Monday, April 04, 2011

Albufera, o berço da Paelha

De la taberna de Cañamel, que era el primer establecimiento del Palmar, salía un grupo de segadores con el saco al hombro en busca de la barca para regresar a sus tierras. Afluían las mujeres al canal, semejante a una calle de Venecia, con las márgenes cubiertas de barracas y viveros donde los pescadores guardaban las anguillas.
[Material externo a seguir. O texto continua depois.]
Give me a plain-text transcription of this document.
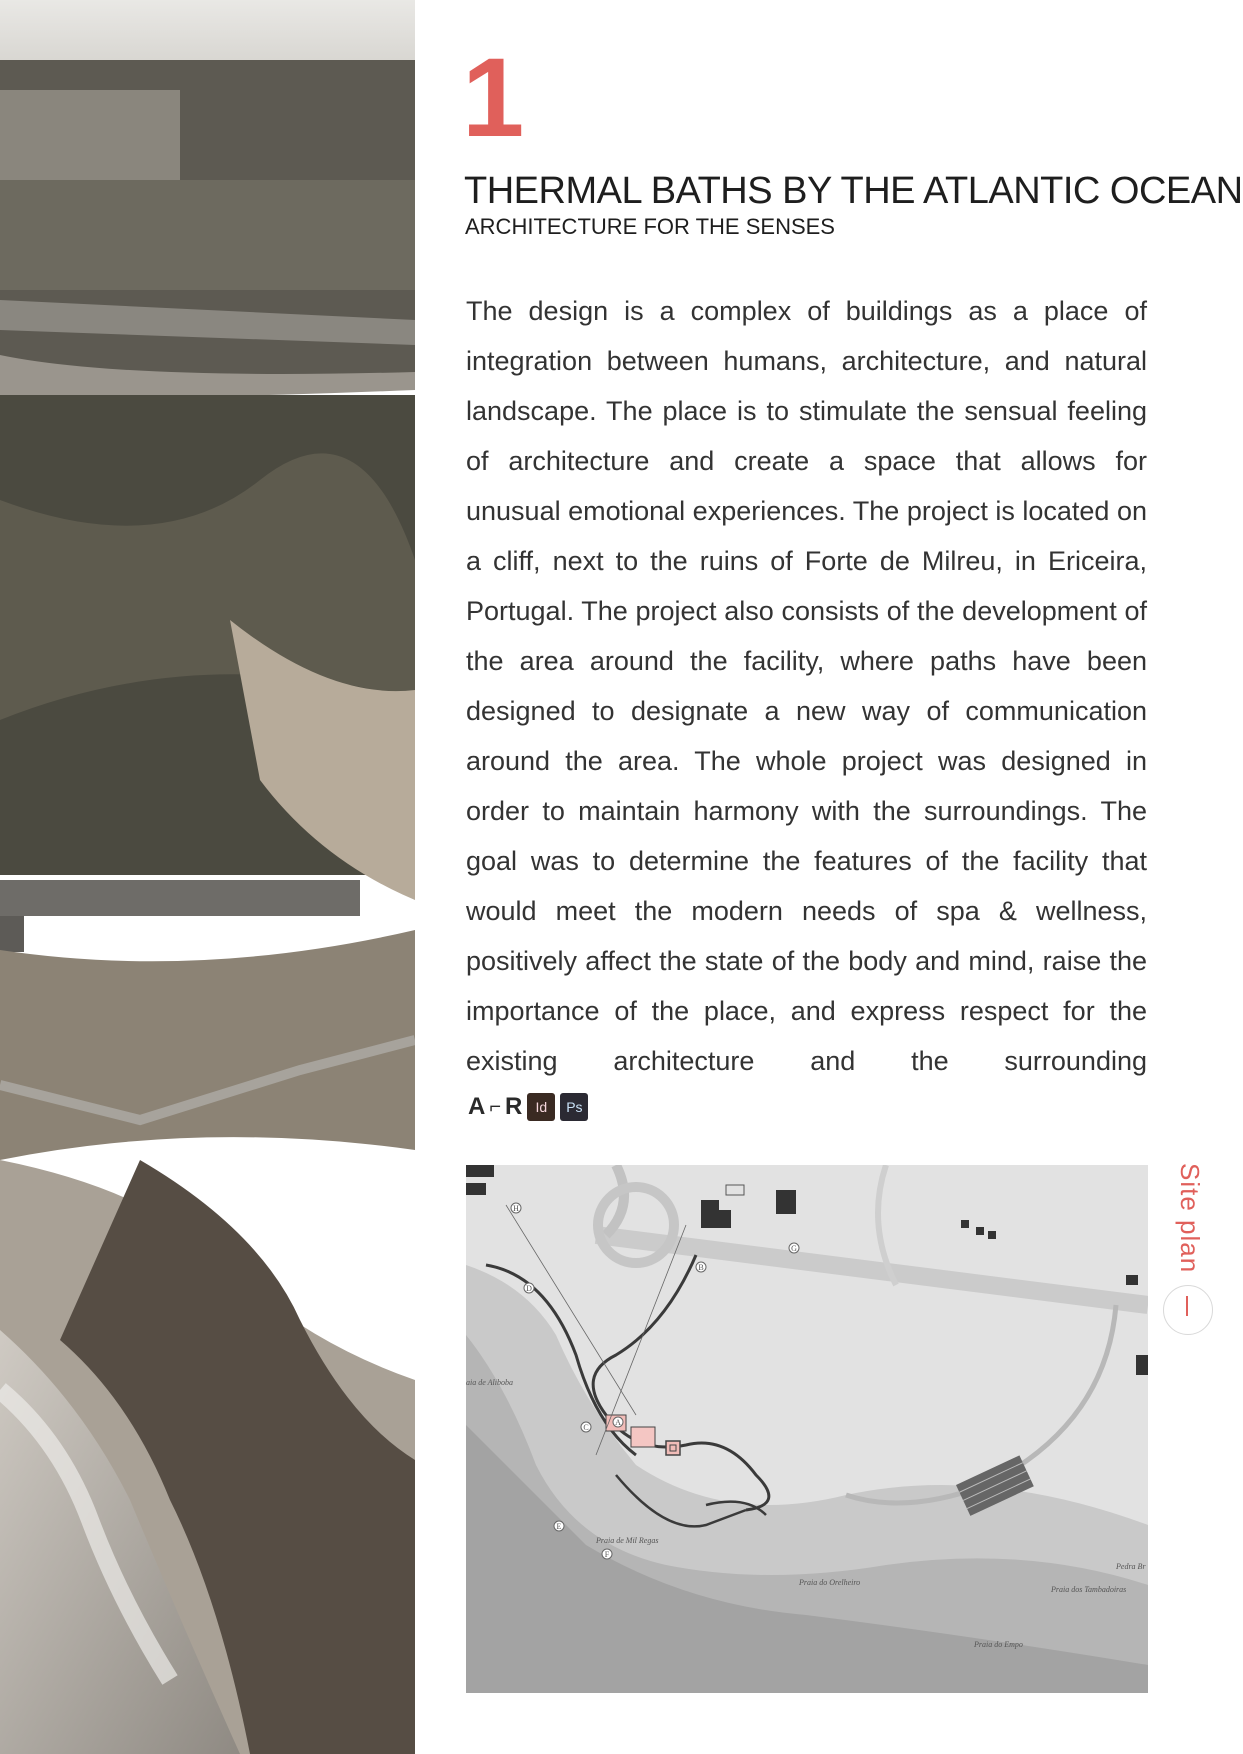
1
THERMAL BATHS BY THE ATLANTIC OCEAN
ARCHITECTURE FOR THE SENSES
The design is a complex of buildings as a place of integration between humans, architecture, and natural landscape. The place is to stimulate the sensual feeling of architecture and create a space that allows for unusual emotional experiences. The project is located on a cliff, next to the ruins of Forte de Milreu, in Ericeira, Portugal. The project also consists of the development of the area around the facility, where paths have been designed to designate a new way of communication around the area. The whole project was designed in order to maintain harmony with the surroundings. The goal was to determine the features of the facility that would meet the modern needs of spa & wellness, positively affect the state of the body and mind, raise the importance of the place, and express respect for the existing architecture and the surrounding
A ⌐ R Id	Ps
H
G
B
D
C
A
E
F
aia de Aliboba
Praia de Mil Regas
Praia do Orelheiro
Praia dos Tambadoiras
Praia do Empo
Pedra Br
Site plan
Vicente Blasco Ibañez, Cañas y Barro

Só queria comer uma paelha verdadeira, com caracóis e enguias, mas olhavam-me de um modo estranho e algo paternalista, dizendo que a paelha não tem enguias, que isso é o all i pebre, e que uma paelha leva — dependendo de quem nos fala — frango/coelho/marisco/ mistura de carne e marisco. Pois é, mas está tudo nos 3000 años de Cocina Española, de Rosa Tovar e Monique Fuller. E qualquer espanhol mais versado na História da gastronomia sabe que a paelha clássica tem enguias, caracóis e judias verdes e é uma invenção dos pescadores da Albufera, um lago natural que está a poucos quilómetros a sul de Valência, onde se cultiva o arroz essencial para este prato, o Bomba. Lá fui então para Palmar, na margem oriental da Albufera, sem grandes expectativas. Assim foi: paelha de coelho, um all i pebre (alho e pimentão) de enguias como entrada, e um Rioja reserva de 2004, do qual me esqueci dos detalhes (talvez por tomar quase sempre partido pelos Ribera). Para comer a tal dos caracóis e enguias há que ir à Comunidade Valenciana profunda, receio. Lá chegaremos. De qualquer forma, não foi tempo perdido, e valeram a pena as voltas, entre o táxi e a boleia de um camarero; na Andaluzia não encontro uma paelha como aquela que me puseram em Palmar, no Club de Pescadores. E a dois passos do Mediterrâneo, quando parece que ouvimos Joan Manuel Serrat, é outra coisa: soy cantor, soy embustero, me gusta el juego y el vino, tengo alma de marinero… ¿Qué le voy a hacer, si yo nací en el Mediterráneo?

Tremoços

César Aguilera, na sua História da Alimentação Mediterrânica, diz que, na última parte da época medieval, foi o alimento da fome. Em Limpieza de Sangre, a segunda aventura de Alatriste, Arturo Pérez-Reverte coloca o Capitão e o seu protegido Iñigo a comer pinhões e tremoços na Plaza Mayor de Madrid, enquanto assistem a uma corrida de touros. Estávamos em 1623, quando Portugal era Espanha e Filipe era terceiro e quarto. Pouco a pouco, os tremoços foram desaparecendo dos hábitos alimentares dos espanhóis, e, mesmo hoje, apesar de serem presença habitual em qualquer supermercado, ainda não os vemos nas barras de Madrid ou de Sevilha, nem à laia de aperitivo, condição natural do tremoço (e para mais não dá) e hábito que, diz-nos outra vez Aguilera, nos chegou desde Bizâncio. É verdade que no Campo del Principe há uma casa — apropriadamente chamada Altramuce — onde nos põem esta espécie de milho com esteróides com a segunda ou terceira tapa, e no velho Tabernaculo da calle Navas também costumam aparecer quando nos caem em sorte as tortillitas. Mas é em Lisboa que os tremoços são as estrelas das cervejarias, a “tapa” típica e solitária da imperial. Não há fome que não dê em fartura.